Isolating sensitive data in separate network segments, databases, or environments.

  • PCI cardholder data in a dedicated, segmented environment
  • Limits blast radius if one segment is compromised

Data Loss Prevention (DLP)

Systems that detect and prevent unauthorized data exfiltration.

Deployment Points

  • Endpoint DLP: Monitors data on user devices (USB copies, clipboard, print, uploads)
  • Network DLP: Monitors data in transit across the network (email attachments, web uploads, file transfers)
  • Cloud DLP: Monitors data in cloud storage and SaaS applications

Detection Methods

  • Content inspection: Pattern matching for sensitive data (SSN regex, credit card numbers, keywords)
  • Context-based: Who’s sending, where, when, how much data
  • Label-based: Enforcing policies based on data classification labels

Actions

  • Alert, block, quarantine, encrypt, or log depending on policy and severity

Rights Management

Digital Rights Management (DRM)

Controls what users can do with content — prevent copying, printing, forwarding, screen capture.

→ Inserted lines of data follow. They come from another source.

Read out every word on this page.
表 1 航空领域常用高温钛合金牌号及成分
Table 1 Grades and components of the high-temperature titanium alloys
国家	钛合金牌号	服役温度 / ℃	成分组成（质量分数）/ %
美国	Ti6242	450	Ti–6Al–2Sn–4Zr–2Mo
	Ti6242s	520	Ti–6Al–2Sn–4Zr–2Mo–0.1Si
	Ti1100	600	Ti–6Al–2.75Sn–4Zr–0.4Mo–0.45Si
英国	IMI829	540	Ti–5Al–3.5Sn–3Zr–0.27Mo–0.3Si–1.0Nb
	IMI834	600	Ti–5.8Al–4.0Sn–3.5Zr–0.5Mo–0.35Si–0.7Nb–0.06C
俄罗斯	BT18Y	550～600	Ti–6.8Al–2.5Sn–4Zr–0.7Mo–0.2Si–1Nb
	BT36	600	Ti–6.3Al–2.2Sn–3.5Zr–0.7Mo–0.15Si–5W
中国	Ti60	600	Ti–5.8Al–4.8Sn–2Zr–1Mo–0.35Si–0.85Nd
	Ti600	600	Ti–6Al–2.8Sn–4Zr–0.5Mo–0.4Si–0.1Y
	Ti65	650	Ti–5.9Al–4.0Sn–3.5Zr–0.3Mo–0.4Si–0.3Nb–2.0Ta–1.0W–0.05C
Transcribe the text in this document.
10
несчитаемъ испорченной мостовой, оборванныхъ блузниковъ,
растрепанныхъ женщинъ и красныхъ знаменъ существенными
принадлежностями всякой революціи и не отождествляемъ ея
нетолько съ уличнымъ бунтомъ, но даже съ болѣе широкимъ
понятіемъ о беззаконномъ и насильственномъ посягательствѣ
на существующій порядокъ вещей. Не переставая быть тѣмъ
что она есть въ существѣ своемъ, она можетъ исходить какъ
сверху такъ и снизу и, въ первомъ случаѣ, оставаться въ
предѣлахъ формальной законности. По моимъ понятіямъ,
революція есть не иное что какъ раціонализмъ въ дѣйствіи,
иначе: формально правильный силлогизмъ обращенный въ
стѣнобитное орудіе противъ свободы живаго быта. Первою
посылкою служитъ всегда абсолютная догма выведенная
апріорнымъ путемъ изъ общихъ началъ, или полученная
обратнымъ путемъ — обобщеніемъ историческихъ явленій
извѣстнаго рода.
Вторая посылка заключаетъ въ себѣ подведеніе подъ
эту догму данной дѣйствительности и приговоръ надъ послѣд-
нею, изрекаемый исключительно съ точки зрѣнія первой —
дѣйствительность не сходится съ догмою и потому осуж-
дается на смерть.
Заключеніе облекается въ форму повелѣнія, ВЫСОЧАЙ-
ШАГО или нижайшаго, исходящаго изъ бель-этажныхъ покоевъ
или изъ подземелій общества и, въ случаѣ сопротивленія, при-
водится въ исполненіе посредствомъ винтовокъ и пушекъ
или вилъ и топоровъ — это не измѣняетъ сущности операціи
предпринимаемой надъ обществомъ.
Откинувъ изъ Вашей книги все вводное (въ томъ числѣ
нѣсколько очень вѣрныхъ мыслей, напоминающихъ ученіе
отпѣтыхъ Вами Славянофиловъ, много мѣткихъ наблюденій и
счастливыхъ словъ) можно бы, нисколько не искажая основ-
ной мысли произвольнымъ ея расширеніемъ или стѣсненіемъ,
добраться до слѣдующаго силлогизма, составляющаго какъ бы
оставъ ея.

  • Applied to documents, media, email
  • IRM (Information Rights Management): Enterprise-focused DRM for documents and email (Azure Information Protection, etc.)

Access Controls

  • Who can read, write, modify, delete, share
  • Tied to data classification — higher classification = tighter controls

Data Lifecycle

Creation/Collection

  • Classify data at the point of creation
  • Apply appropriate controls from the start

Storage

  • Encrypt at rest, enforce access controls
  • Geographic considerations — data sovereignty laws may require storage in specific jurisdictions

Usage

  • Monitor access, enforce least privilege, log activity
  • DLP prevents unauthorized use

Sharing/Distribution

  • Encrypt in transit, enforce rights management
  • Verify recipient authorization before sharing

Retention

  • Keep data only as long as required by business need or regulation
  • Defined retention policies by data classification
  • Legal hold: Preserve data that may be relevant to litigation — overrides normal retention/deletion

Disposal/Destruction

  • Crypto-shredding: Destroy the encryption key, making data unrecoverable. Fastest method for encrypted data.
  • Secure wipe: Overwriting data with random patterns. For unencrypted media.
  • Physical destruction: Degaussing (magnetic media), shredding, incineration. Required for highest classification levels.
  • Certificate of destruction: Documentation proving data was properly destroyed. Required for compliance audits.

Offensive Context

Data protection strategies look different when you think about them from the exfiltration side. An attacker who can’t read encrypted data at rest will target data in use (memory scraping, process injection). DLP that only monitors network traffic misses USB exfiltration. Tokenization that stores the vault on the same network as the tokens defeats the purpose. The strength of your data protection is measured by how hard it makes the attacker’s job at every stage — access, copy, exfiltrate, and use.